News archive for April 2011

DataModeler Release 24.0 (28 April 2011)

Thursday, April 28, 2011

At this point we should be feature-complete for the official release. The function documentation has been checked and brought up-to-date; the last step will be a sweep through the tutorials & case studies.

There are not too much in the way of changes with this release; however, we do have a major change in that the BoxRegion option used to select models has been renamed QualityBox and the BoxRegion toggle used to constrain the extremal search in, for example, ModelExtrema, has been renamed BoxBoundary.

The other highlight is we also get a couple of new functions, DriverVariables and RearrangemodelQuality which should prove to be convenient for developing ModelEnsemble as well as monitoring the evolutionary search progress.

These and the other changes are in the release notes extract below:

  • (major change) Split the current BoxRegion option into two new option names: QualityBox and BoxBoundary. Although this is a fairly major change, this avoids future problems since, even though it is undocumented, BoxRegion is a Mathematica system variable and, therefore, out DataModeler's control. QualityBox is now used by SelectModels (and all functions which build upon it) to define the region of ModelQuality from which models should be selected. BoxBoundary is an option for ModelMaximum, ModelMinimum and ModelExtrema which defines whether the extremal search should be restricted to the DataVariableRange. Although this will require changing old analyses, the time to change is now so apologies for the inconvenience and the need to retrain the muscle memory.
  • Implemented a new function, DriverVariables, to make it easier to select interesting models for inclusion in ensembles or to specify ModelingVariables for secondary rounds of SymbolicRegression. Although the equivalent could be accomplished using appropriate option settings for VariablePresence, the new form is much cleaner and more straightforward because of its restricted scope.
  • Added a new function, RearrangeModelQuality, which will restructure the ModelQuality as well as make the appropriate adjustments in the ModelPersonality for the ModelingObjective and ModelingObjectiveNames.
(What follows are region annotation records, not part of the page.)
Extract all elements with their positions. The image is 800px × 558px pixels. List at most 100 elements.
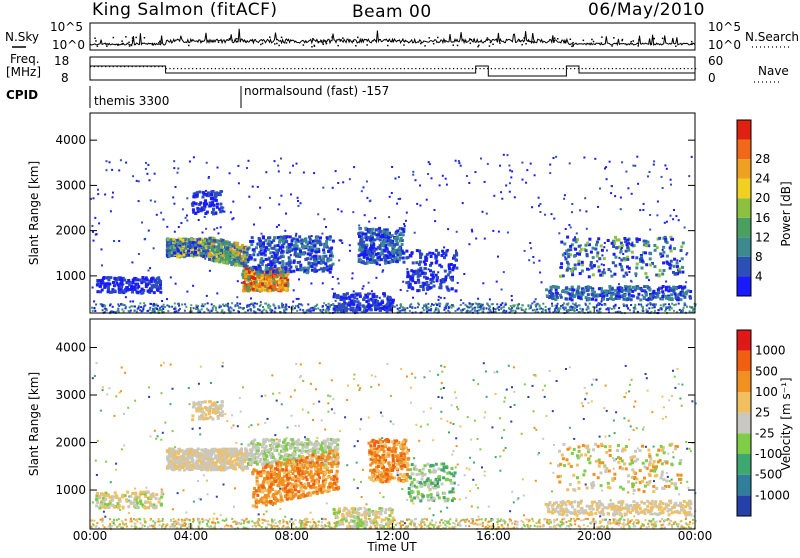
echo-cell <box>269 309 271 311</box>
echo-cell <box>658 274 661 277</box>
echo-cell <box>423 276 426 279</box>
echo-cell <box>571 211 573 213</box>
echo-cell <box>400 303 402 305</box>
echo-cell <box>308 310 310 312</box>
echo-cell <box>125 296 127 298</box>
freq-label: Freq. <box>10 52 40 66</box>
echo-cell <box>682 310 684 312</box>
echo-cell <box>604 242 606 244</box>
nave-dot <box>332 68 333 69</box>
echo-cell <box>453 255 456 258</box>
echo-cell <box>91 225 93 227</box>
echo-cell <box>189 161 191 163</box>
freq-tick-top: 18 <box>54 54 69 68</box>
echo-cell <box>423 411 425 413</box>
nsearch-dot <box>403 44 405 46</box>
echo-cell <box>115 463 117 465</box>
echo-cell <box>337 182 339 184</box>
echo-cell <box>426 199 428 201</box>
echo-cell <box>262 306 264 308</box>
echo-cell <box>277 165 279 167</box>
echo-cell <box>315 388 317 390</box>
power-panel-frame <box>90 113 695 313</box>
nave-dot <box>506 68 507 69</box>
nave-dot <box>464 68 465 69</box>
echo-cell <box>380 412 382 414</box>
echo-cell <box>563 198 565 200</box>
echo-cell <box>239 257 242 260</box>
echo-cell <box>514 196 516 198</box>
echo-cell <box>115 469 117 471</box>
echo-cell <box>611 242 614 245</box>
echo-cell <box>162 308 164 310</box>
echo-cell <box>258 513 260 515</box>
echo-cell <box>469 457 471 459</box>
echo-cell <box>232 201 234 203</box>
echo-cell <box>680 249 683 252</box>
echo-cell <box>199 201 202 204</box>
echo-cell <box>431 177 433 179</box>
echo-cell <box>587 293 590 296</box>
echo-cell <box>475 302 477 304</box>
echo-cell <box>487 303 489 305</box>
power-y-axis-label: Slant Range [km] <box>27 161 41 265</box>
echo-cell <box>611 308 613 310</box>
nsearch-dot <box>340 40 342 42</box>
echo-cell <box>178 242 181 245</box>
echo-cell <box>360 242 363 245</box>
echo-cell <box>156 288 159 291</box>
nave-dot <box>430 68 431 69</box>
echo-cell <box>118 291 121 294</box>
echo-cell <box>680 245 683 248</box>
echo-cell <box>455 258 458 261</box>
echo-cell <box>317 257 320 260</box>
echo-cell <box>538 197 540 199</box>
echo-cell <box>473 379 475 381</box>
echo-cell <box>362 261 365 264</box>
echo-cell <box>220 249 223 252</box>
echo-cell <box>159 307 161 309</box>
echo-cell <box>584 197 586 199</box>
echo-cell <box>594 295 597 298</box>
echo-cell <box>202 196 205 199</box>
nsearch-dot <box>121 40 123 42</box>
echo-cell <box>614 195 616 197</box>
echo-cell <box>552 410 554 412</box>
echo-cell <box>231 255 234 258</box>
echo-cell <box>532 256 534 258</box>
echo-cell <box>427 173 429 175</box>
echo-cell <box>453 264 456 267</box>
nave-tick-top: 60 <box>708 54 723 68</box>
echo-cell <box>589 303 591 305</box>
echo-cell <box>350 307 353 310</box>
nave-dot <box>408 68 409 69</box>
echo-cell <box>117 277 120 280</box>
echo-cell <box>289 235 292 238</box>
echo-cell <box>245 268 248 271</box>
echo-cell <box>368 228 371 231</box>
echo-cell <box>468 468 470 470</box>
nsearch-dot <box>478 45 480 47</box>
echo-cell <box>258 265 261 268</box>
echo-cell <box>610 499 612 501</box>
echo-cell <box>224 413 226 415</box>
echo-cell <box>125 162 127 164</box>
echo-cell <box>628 420 630 422</box>
echo-cell <box>156 214 158 216</box>
echo-cell <box>368 305 371 308</box>
echo-cell <box>659 253 662 256</box>
echo-cell <box>274 265 277 268</box>
echo-cell <box>601 290 604 293</box>
echo-cell <box>684 227 686 229</box>
echo-cell <box>173 242 176 245</box>
echo-cell <box>411 373 413 375</box>
echo-cell <box>299 253 302 256</box>
echo-cell <box>228 310 230 312</box>
echo-cell <box>600 244 603 247</box>
echo-cell <box>412 261 415 264</box>
nave-dot <box>608 68 609 69</box>
echo-cell <box>274 307 276 309</box>
echo-cell <box>440 388 442 390</box>
echo-cell <box>93 240 95 242</box>
echo-cell <box>447 273 450 276</box>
This function is useful when looking at monitoring results from a SymbolicRegression since it can suppress the SecondaryModelingObjective (typically, ModelAge) which are used during the modeling evolution.
  • Made RobustCorrelationMatrix a little more general.
  • Deleted the $ClassicGPExplore, $ClassicGPIntensive, $ClassicGPQuick, $ParetoGPExplore, $ParetoGPIntensive, $ParetoGPQuick, $OrdinalGPExplore, $OrdinalGPIntensive and $OrdinalGPQuick pre-defined option sets for SymbolicRegression since the need for explicitly specifying the number of targeted generations has been obviated by the current default option settings and the continual innovation offered. For most regression problems, users now really only need to specify the TimeConstraint and whether StoreModelSet should be activated (and, possibly, tweak the FunctionPatterns to adjust to model search to the problem domain). However, the $ConventionalGP option set has been maintained in case the user would like to slow things down by a couple of orders-of-magnitude.
  • Extended UpdateModelQuality, EvaluateModelQuality, UpdateModelQualityVsMultipleDataSets and EvaluateModelQualityVsMultipleDataSets to accomodate data matrices where the targeted response is embedded within the supplied data set.
  • Modified KeijzerExpansion to accept data matrices with embedded target response. Also, now supplied options will be embedded in the developed models.
  • Modified CreateModelEnsemble to only require UniqueModels rather than UniqueAndFitModels if building a ModelEnsemble from only a supplied model set (i.e., without a data input-output set to guide the ensemble selection).